The ‘traditional’ – and low-cost – lighting option, halogen light bulbs continue to be widely fitted. There are a number of ways they can be upgraded, however. The options are:
- so-called 'brighter' bulbs that claim to offer between 30% and 100% more light.
- energy-saving bulbs designed to last longer and reduce energy consumption.
- xenon-effect or ‘blue’ bulbs, which emit a blue-ish light, mainly for cosmetic effect.
We have compared the so-called ‘brighter’ halogen headlight bulbs with standard-fit items (in two Vauxhall Astra test cars), and also with xenon headlights. In the tests we carried out, we used the best-selling ‘H7’ size of bulb and compared bulbs sold by Halfords and Bosch with the original-equipment bulbs in the Astra, alongside an Astra with a xenon headlight upgrade (costing £766 at the time).

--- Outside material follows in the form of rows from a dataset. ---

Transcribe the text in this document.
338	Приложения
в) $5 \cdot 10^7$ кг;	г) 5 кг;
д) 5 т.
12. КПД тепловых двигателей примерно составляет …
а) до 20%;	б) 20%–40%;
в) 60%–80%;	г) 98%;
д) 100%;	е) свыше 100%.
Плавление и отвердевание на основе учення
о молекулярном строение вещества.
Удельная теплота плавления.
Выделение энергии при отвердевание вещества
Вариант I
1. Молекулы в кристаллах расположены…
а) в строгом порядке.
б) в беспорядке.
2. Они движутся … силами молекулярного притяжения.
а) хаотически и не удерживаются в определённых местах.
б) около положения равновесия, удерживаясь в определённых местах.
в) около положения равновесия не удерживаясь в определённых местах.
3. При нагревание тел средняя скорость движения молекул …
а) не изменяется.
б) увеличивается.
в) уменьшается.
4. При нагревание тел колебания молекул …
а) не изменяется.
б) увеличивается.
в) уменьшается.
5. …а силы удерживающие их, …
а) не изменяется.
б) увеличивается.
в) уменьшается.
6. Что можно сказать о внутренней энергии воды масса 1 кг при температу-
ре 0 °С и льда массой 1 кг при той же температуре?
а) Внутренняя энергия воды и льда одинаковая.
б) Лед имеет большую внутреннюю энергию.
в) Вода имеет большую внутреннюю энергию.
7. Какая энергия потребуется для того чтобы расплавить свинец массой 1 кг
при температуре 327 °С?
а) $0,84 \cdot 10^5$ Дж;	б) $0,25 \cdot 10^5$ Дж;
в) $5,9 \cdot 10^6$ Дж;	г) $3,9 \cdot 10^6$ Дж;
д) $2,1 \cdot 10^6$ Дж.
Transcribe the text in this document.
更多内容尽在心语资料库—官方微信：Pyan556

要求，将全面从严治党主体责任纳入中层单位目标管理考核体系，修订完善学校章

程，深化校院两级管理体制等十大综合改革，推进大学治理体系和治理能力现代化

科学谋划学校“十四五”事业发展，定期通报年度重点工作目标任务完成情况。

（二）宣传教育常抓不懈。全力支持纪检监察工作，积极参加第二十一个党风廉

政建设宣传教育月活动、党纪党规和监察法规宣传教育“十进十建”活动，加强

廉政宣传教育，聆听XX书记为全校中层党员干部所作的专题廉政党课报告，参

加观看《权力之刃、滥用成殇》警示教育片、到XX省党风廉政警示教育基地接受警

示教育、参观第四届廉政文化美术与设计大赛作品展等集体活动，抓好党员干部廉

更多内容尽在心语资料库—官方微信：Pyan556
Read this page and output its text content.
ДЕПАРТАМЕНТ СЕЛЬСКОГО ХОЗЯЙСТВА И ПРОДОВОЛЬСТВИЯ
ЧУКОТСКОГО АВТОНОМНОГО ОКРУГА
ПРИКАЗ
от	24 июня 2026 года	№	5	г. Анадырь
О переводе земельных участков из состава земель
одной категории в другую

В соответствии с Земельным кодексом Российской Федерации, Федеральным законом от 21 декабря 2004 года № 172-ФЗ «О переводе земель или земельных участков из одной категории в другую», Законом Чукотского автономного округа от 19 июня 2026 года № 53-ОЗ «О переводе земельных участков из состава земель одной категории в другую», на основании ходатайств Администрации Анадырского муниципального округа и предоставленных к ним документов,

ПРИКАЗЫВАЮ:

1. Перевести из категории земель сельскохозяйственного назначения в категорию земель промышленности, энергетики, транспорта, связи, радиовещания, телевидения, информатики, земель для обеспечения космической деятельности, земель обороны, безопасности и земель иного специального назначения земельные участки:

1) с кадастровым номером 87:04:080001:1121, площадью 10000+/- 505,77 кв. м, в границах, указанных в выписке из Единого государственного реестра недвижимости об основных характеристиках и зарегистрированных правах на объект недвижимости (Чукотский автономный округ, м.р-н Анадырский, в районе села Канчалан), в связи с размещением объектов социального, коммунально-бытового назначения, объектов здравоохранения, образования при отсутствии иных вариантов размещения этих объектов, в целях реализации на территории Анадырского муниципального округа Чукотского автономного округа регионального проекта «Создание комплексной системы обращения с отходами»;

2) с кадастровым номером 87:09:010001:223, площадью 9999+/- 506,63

We aligned the lights at a fixed point on an unlit country lane, and took lux (light-level) readings at 10, 25, 50, 75 and 100m in front of the car. Two readings were taken at ground level, one facing upwards and the other facing the car, and one reading was taken at 1m high (pedestrian level). We also tested them at dipped beam and main beam. Photographs were taken from the driver’s seat to give a subjective assessment of light brightness, spread and colour.
The xenon bulbs quite literally outshone all the halogen bulbs in our test at 10m and 25m, scoring five stars for both dipped beam and main beam performance. They were particularly strong at main beam.
However, we found that xenon light did tend to cut off quite sharply at greater distances, with no light reading at all on dipped beam at 75m. Most of the halogen bulbs we tested managed one or two lux.
On main beam, the xenon lights were only 25% as bright at 25m as they were at 10m. The upgraded ‘bright’ halogen bulbs were still around 80% as bright at 25m as they were at 10m, albeit still dimmer than the xenons.
We concluded that the greater the distance, the lesser the superiority of xenon headlights, but they were still the ‘money no object’ winner (short of buying a newer car equipped with LEDs). The performance of the upgraded bulbs we tested varied, with differing results for main beam and dipped beam, and in some tests the original equipment Vauxhall bulbs actually performed better than the ‘brighter’ aftermarket replacements.
We would suggest reading recent product reviews carefully before buying any aftermarket bulbs, and choosing bulbs on the basis of what is important to you – improved long-range visibility for night-time country driving, for example, or improved short-range brightness for spotting pedestrians, cyclists and other road users around town, perhaps.